ITV, Premier and The Economist speak to Event about how and why media brands are increasingly embracing the experiential sphere.

ITV Events, Premier and The Economist speak to Event and media brands and their use of expriential
ITV Events, Premier and The Economist speak to Event and media brands and their use of expriential

Jenni Eley, head of events, ITV

ITV has a mission to turn viewers into fans and consumer experiential activity is an increasingly vital part of this strategy. Face-to-face interaction with our brand and content is a powerful way to connect with audiences. As part of targeted marketing campaigns, consumer activations around our shows drive awareness, brand love, social buzz and, ultimately, viewing figures.

Our first B2C foray in 2014 welcomed more than 30,000 fans to our World Cup Fever Pitch experience, and our Jekyll & Hyde screenings last October sold out for all four events. We're ramping up activity in 2016 with First Look preview screening events planned around upcoming dramas on ITV.

The channel aims to create, shape and drive the conversation of the nation. Our B2C event activity reinforces our positioning and spreads the message; 2016 is about opening the doors to new viewers, existing fans and cutting through in a crowded TV market.

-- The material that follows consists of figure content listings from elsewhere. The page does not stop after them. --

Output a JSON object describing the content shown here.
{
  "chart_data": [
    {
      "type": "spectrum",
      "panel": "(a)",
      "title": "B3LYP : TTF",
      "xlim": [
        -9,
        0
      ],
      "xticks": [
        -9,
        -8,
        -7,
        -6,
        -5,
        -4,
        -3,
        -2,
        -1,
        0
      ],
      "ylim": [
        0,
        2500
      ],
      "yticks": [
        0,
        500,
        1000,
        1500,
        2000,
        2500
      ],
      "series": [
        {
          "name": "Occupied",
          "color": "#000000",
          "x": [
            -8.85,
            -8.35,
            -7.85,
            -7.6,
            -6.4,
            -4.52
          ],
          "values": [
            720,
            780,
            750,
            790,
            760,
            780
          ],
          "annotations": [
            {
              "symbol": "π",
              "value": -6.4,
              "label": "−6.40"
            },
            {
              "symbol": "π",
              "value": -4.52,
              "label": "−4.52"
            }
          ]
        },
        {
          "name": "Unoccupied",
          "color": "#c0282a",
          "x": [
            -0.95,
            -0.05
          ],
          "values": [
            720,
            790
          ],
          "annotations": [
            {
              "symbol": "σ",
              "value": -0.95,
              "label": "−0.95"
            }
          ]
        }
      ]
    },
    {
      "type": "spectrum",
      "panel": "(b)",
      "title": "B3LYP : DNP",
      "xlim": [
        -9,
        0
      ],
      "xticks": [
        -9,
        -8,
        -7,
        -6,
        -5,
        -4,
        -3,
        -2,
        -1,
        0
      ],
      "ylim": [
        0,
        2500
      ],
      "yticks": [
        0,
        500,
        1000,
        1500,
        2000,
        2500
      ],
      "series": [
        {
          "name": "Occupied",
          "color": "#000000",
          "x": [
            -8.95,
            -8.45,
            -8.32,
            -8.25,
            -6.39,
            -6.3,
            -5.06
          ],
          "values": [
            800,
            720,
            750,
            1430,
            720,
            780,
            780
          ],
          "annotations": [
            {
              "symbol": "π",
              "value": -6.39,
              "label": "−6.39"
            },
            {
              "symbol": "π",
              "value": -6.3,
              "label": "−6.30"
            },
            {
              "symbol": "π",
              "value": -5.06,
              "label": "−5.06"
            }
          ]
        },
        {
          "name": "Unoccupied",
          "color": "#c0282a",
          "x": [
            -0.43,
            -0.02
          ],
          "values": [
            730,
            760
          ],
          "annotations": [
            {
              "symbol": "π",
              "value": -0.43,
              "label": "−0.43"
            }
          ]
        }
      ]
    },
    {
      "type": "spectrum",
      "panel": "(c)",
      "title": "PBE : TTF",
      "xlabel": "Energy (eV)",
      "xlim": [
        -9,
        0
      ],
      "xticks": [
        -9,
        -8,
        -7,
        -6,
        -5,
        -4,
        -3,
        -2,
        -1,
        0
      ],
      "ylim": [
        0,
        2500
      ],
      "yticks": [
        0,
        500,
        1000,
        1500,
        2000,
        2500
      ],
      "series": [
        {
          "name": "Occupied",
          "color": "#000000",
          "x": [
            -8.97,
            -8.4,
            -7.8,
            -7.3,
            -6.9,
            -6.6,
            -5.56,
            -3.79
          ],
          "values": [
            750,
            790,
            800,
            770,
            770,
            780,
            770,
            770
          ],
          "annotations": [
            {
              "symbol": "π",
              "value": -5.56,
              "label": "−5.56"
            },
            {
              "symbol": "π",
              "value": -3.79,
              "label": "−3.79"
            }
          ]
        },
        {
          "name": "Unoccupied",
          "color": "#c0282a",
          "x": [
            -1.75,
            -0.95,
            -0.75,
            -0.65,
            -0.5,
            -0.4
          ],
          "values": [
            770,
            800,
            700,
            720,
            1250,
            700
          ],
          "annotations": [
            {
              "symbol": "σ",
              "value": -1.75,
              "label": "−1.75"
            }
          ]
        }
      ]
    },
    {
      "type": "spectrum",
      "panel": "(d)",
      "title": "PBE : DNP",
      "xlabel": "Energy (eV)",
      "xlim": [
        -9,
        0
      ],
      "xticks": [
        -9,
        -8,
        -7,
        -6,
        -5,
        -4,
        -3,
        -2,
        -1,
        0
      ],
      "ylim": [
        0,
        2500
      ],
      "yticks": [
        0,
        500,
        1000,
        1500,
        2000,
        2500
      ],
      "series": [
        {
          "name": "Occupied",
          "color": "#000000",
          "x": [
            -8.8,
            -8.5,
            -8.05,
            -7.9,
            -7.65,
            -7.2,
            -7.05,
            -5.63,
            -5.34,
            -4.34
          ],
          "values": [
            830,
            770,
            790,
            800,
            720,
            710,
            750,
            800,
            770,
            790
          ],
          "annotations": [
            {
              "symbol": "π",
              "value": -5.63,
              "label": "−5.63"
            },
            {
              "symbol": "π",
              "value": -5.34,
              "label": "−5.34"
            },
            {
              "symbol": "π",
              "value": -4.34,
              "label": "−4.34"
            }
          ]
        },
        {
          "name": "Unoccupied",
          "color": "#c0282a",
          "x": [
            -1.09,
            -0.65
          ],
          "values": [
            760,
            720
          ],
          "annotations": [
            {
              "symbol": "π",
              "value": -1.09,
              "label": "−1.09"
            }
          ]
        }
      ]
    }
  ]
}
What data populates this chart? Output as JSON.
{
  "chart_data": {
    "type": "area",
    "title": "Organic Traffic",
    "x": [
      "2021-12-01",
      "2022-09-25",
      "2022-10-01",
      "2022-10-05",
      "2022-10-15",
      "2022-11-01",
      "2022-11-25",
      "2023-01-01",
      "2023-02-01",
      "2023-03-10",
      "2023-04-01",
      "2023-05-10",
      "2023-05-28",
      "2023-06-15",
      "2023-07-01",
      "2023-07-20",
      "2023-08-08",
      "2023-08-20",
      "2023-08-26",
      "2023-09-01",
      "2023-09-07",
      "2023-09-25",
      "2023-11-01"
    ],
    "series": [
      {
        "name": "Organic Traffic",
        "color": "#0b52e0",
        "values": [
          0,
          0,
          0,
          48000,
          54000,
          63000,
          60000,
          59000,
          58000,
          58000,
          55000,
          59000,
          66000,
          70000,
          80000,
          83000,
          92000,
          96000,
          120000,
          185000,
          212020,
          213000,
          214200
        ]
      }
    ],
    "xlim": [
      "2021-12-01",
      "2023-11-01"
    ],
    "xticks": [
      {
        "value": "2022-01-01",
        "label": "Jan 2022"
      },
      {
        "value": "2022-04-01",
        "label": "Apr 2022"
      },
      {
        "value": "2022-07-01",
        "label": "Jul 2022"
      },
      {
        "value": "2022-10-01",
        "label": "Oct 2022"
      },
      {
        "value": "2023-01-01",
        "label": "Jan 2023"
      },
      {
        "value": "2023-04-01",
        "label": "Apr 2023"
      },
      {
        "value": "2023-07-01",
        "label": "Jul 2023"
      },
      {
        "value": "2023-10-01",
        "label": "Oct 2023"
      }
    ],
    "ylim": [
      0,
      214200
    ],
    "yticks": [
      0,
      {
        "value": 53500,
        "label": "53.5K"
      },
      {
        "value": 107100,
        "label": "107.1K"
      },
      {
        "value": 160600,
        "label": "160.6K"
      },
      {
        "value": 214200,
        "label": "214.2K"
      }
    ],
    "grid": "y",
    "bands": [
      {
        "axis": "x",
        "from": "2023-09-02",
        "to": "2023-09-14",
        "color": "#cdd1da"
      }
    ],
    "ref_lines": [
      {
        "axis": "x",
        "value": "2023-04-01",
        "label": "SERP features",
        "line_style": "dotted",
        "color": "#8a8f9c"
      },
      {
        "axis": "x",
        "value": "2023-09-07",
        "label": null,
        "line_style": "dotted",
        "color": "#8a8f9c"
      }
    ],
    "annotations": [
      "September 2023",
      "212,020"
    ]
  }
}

Leigh Debbage, creative director, Premier

It is a very exciting time for media brands embracing experiential, from TV launches to Blu-ray release campaigns. There is real hunger from media, the public and social platforms to see our favourite entertainment products brought to life, and PR stunts and experiential activations are a fantastic way of doing this.

Film and television fans in the UK forge very personal connections to characters, sets, vehicles and props, and any way we can create first-hand experiences bringing these to life can make for very successful launches.

We have had great success with unique and eye-catching builds. Whether we are bursting a Jurassic World mosasaurus from the Thames or adding a fifth lion to Trafalgar Square for the launch of Nat Geo Wild's Big Cat Week, stunts like this really capture the public imagination and give media fantastic picture and broadcast opportunities.

Marina Hadyn, SVP circulation and retail marketing, The Economist

We have been looking for new marketing methodology, outside of the digital space, to complement our current non-digital marketing mix. Experiential emerged from a small, successful trial activation that ran in London about 18 months ago, to now being a strategic content-marketing pillar with global scale.

It allows us to communicate with real people, in the real world. But we must make outstanding use of their time and create an unforgettable experience based on true Economist content.

Creating insect ice creams enabled us to reach potential readers. We also increased shares of the experiences through our social media channels, as people enjoyed posting that they had just eaten their first insect ice cream or insect crepe with us.

The biggest challenge is ensuring activity creates curiosity, self-selecting those who are also likely to be subscribers by the campaign's very nature.